Patatin-like phospholipase domain-containing protein 3 (PNPLA3) also known as adiponutrin (ADPN), acylglycerol O-acyltransferase or calcium-independent phospholipase A2-epsilon (iPLA2-epsilon)  is an enzyme that in humans is encoded by the PNPLA3 gene.

Function 

Adiponutrin is a triacylglycerol lipase that mediates triacylglycerol hydrolysis in adipocytes. The encoded protein, which appears to be membrane bound, may be involved in the balance of energy usage/storage in adipocytes.

Genomics

The gene is located on the long arm of chromosome 22 at band 13.31 (22q13.31). It lies on the Watson (plus) strand and is 40,750 bases in length.

Upstream of the gene, putative binding sites for several transcription factors have been identified. These include PPAR-gamma, POU2F1, and POU2F2. If any of these transcriptions factors are actually involved in the regulation of this gene is not known at present.

Biochemistry

The recommended name for the gene product is patatin-like phospholipase domain-containing protein 3. It is a Single-pass type II membrane protein and is a multifunctional enzyme with both triacylglycerol lipase and acylglycerol O-acyltransferase activities.  It is involved in the triacylglycerol hydrolysis in adipocytes and may play a role in energy metabolism.

The mature protein is 481 amino acids in length and the predicted molecular weight is 52.865 kiloDaltons (kDa).
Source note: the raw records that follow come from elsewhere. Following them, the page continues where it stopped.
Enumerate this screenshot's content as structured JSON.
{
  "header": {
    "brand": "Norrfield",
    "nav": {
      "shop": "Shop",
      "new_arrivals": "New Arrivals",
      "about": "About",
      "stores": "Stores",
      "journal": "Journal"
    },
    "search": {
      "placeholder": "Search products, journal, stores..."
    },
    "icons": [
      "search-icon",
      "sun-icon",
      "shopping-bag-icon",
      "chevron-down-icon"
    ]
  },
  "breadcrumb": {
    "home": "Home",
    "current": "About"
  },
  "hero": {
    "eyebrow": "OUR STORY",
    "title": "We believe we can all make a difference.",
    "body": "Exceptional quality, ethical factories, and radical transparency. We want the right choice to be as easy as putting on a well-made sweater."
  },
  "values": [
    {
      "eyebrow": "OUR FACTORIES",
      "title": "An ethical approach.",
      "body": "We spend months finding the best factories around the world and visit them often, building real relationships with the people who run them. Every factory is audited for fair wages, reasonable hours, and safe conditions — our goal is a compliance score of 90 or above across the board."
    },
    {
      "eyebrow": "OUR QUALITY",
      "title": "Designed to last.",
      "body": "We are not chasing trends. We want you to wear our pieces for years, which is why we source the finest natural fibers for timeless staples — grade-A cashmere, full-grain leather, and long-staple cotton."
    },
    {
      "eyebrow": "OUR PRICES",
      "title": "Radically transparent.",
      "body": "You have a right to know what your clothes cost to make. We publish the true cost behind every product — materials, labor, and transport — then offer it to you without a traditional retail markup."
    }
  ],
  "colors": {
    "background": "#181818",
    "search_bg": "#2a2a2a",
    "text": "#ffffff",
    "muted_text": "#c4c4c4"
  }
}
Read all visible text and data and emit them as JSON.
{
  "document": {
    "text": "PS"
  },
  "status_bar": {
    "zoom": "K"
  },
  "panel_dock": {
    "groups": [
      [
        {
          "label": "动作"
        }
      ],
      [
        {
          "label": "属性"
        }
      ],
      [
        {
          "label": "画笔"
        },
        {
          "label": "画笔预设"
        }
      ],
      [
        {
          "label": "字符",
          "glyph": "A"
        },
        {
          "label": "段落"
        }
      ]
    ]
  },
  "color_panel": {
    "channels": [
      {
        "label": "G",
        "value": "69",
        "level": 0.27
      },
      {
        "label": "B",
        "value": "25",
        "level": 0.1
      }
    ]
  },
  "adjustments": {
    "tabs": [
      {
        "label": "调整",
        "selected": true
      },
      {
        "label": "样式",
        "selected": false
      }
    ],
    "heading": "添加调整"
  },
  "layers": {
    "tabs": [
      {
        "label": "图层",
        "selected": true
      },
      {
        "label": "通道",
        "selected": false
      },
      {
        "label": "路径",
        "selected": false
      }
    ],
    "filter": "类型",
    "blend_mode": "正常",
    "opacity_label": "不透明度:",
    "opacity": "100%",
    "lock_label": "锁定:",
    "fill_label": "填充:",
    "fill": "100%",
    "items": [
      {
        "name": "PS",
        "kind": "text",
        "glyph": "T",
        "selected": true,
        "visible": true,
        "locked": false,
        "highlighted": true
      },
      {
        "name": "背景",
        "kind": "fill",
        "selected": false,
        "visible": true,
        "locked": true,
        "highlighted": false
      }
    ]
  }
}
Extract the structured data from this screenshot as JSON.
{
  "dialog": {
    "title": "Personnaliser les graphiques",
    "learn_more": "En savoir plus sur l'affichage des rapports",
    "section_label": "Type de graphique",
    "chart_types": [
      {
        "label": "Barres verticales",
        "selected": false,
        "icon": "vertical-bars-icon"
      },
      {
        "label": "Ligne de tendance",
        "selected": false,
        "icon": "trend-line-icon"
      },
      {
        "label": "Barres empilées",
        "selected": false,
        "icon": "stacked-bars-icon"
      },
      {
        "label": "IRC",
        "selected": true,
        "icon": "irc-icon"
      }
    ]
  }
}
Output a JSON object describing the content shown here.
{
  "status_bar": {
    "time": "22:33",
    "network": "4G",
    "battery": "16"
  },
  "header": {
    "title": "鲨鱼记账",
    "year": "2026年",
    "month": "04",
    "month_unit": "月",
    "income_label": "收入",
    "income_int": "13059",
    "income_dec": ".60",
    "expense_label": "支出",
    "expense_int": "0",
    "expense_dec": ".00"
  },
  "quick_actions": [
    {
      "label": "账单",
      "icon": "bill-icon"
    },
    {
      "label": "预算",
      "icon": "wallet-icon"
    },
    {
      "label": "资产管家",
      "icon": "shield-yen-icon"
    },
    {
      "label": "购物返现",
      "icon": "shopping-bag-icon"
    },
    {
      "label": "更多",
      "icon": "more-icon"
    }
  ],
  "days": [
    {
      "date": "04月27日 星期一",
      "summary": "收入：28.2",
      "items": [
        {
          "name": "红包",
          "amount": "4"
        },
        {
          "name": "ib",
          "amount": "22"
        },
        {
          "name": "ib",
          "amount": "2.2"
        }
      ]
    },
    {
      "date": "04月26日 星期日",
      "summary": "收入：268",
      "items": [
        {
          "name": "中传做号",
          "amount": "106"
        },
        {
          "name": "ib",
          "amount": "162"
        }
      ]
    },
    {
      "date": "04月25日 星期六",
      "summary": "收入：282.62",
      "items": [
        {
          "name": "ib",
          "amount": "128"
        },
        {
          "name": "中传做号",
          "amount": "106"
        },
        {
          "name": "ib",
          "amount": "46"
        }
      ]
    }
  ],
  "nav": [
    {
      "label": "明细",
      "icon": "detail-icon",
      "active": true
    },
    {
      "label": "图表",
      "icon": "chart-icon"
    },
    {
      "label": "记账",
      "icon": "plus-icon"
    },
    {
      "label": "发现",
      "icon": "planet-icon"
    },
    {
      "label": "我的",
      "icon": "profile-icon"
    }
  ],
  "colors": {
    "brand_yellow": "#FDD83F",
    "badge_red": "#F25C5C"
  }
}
Two of the isoforms have been described, but the functional significance - if any - of these forms is not known.

Clinical relevance

An association between alcoholic liver disease in caucasians and variations in this gene has been confirmed.  A mutation of isoleucine to methionine (I[ATC]>M[ATG]) SNP rs738409 has been confirmed to increase susceptibility to non-alcoholic liver disease and also to have effects in diabetes.